Fiat e Volkswagen dispensam 2,2 mil trabalhadores – Suspensão de contrato de trabalho na Volkswagen e férias coletivas na Fiat se devem à queda nas vendas de veículos – SÃO PAULO – Fiat e Volkswagen, duas das maiores fabricantes de automóveis, dispensaram mais 2,2 mil funcionários para adequar a produção à demanda. No acumulado do ano, até quarta-feira, as vendas de veículos registram queda de 5,3% em relação ao mesmo período de 2013 (para 211 mil unidades). As exportações para a Argentina, principal cliente externo do setor, caíram mais de 30%. A partir do dia 5, a Volkswagen vai suspender o contrato de trabalho (sistema chamado de lay-off) de 900 trabalhadores na fábrica de São Bernardo do Campo (SP) e de 400 da unidade de São José dos Pinhais (PR) por cinco meses.

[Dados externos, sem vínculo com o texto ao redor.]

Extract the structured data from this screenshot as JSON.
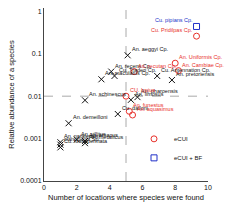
{
  "chart_data": {
    "type": "scatter",
    "xlabel": "Number of locations where species were found",
    "ylabel": "Relative abundance of a species",
    "log": "y",
    "grid": false,
    "legend": "lower right",
    "xlim": [
      0,
      10
    ],
    "ylim": [
      0.0001,
      1.2
    ],
    "xticks": [
      0,
      2,
      4,
      6,
      8,
      10
    ],
    "yticks": [
      0.0001,
      0.001,
      0.01,
      0.1,
      1
    ],
    "vline": 5,
    "hline": 0.01,
    "series": [
      {
        "color": "#111111",
        "marker": "x",
        "x": [
          5.1,
          4.1,
          3.5,
          4.3,
          2.5,
          5.3,
          5.7,
          4.5,
          1.5,
          2.0,
          1.0,
          1.0,
          1.0,
          2.5,
          2.5,
          7.8,
          6.9
        ],
        "values": [
          0.092,
          0.038,
          0.025,
          0.03,
          0.008,
          0.0082,
          0.0095,
          0.0038,
          0.0023,
          0.00095,
          0.00082,
          0.00072,
          0.00062,
          0.00088,
          0.00078,
          0.024,
          0.03
        ],
        "labels": [
          "An. aeggyi Cp.",
          "An. recens Cp.",
          "An. maculatus Cp.",
          "Cu. Traderi Cp.",
          "An. schinescus",
          "An. limosus",
          "An. pharoensis",
          "Cu. dalloni",
          "An. demeilloni",
          "An. villitus",
          "An. natalensis",
          "clanopenis Sp.",
          "Cu. fuscopennata",
          "An. amacus",
          "An. metallicus",
          "An. pretoriensis",
          "Cu. Antennation Cp."
        ]
      },
      {
        "name": "eCUI",
        "color": "#e8302a",
        "marker": "circle-open",
        "x": [
          5.0,
          5.2,
          5.4,
          5.5,
          8.0,
          8.2,
          9.3
        ],
        "values": [
          0.01,
          0.0044,
          0.0036,
          0.038,
          0.06,
          0.04,
          0.26
        ],
        "labels": [
          "CU. lypius",
          "An. funestus",
          "An. aquasimus",
          "An. recutan Cp.",
          "An. Uniformis Cp.",
          "An. Cambiae Cp.",
          "Cu. Pridilpas Cp."
        ]
      },
      {
        "name": "eCUI + BF",
        "color": "#2030c8",
        "marker": "square-open",
        "x": [
          9.3
        ],
        "values": [
          0.44
        ],
        "labels": [
          "Cu. pipians Cp."
        ]
      }
    ]
  }
}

A Fiat deu férias coletivas de dez dias para 900 operários em Betim (MG) nesta semana. A empresa já tinha concedido férias por 20 dias a outros 800 funcionários no dia 14. Ao todo, deixarão de ser fabricados nos dois períodos 6,2 mil unidades dos modelos Bravo, Doblò, Idea, Linea, Palio, Grand Siena e Palio Weekend. A fabricante de caminhões Scania, também de São Bernardo, antecipou de junho para 12 maio as férias coletivas de 15 dias para cerca de 3,8 mil trabalhadores. “O primeiro trimestre não foi bom em vendas e soma-se a isso o fim da produção da Kombi e do Gol G4 no fim do ano para justificar o excesso de pessoal”, afirma o secretário-geral do Sindicato dos Metalúrgicos do ABC, Wagner Santana. “A empresa está administrando esse excedente com férias e lay-off.” Santana ressalta que não há previsão de demissões em massa. Na fábrica do Paraná, 400 funcionários também entram em lay-off no dia 5, somando-se a outro grupo de 150 que já está nesse regime desde março, com previsão de retorno no fim de maio, quando outra equipe de 150 pessoas será dispensada. No lay-off, o funcionário recebe o salário integral, mas R$ 1,3 mil é pago pelo Fundo de Amparo ao Trabalhador (FAT) e a diferença pela empresa.” (grifos nossos)

Notícia triste, resultado de nossa política econômica repleta de falhas e equivocada. Lamentável que se tenha chegado a isso.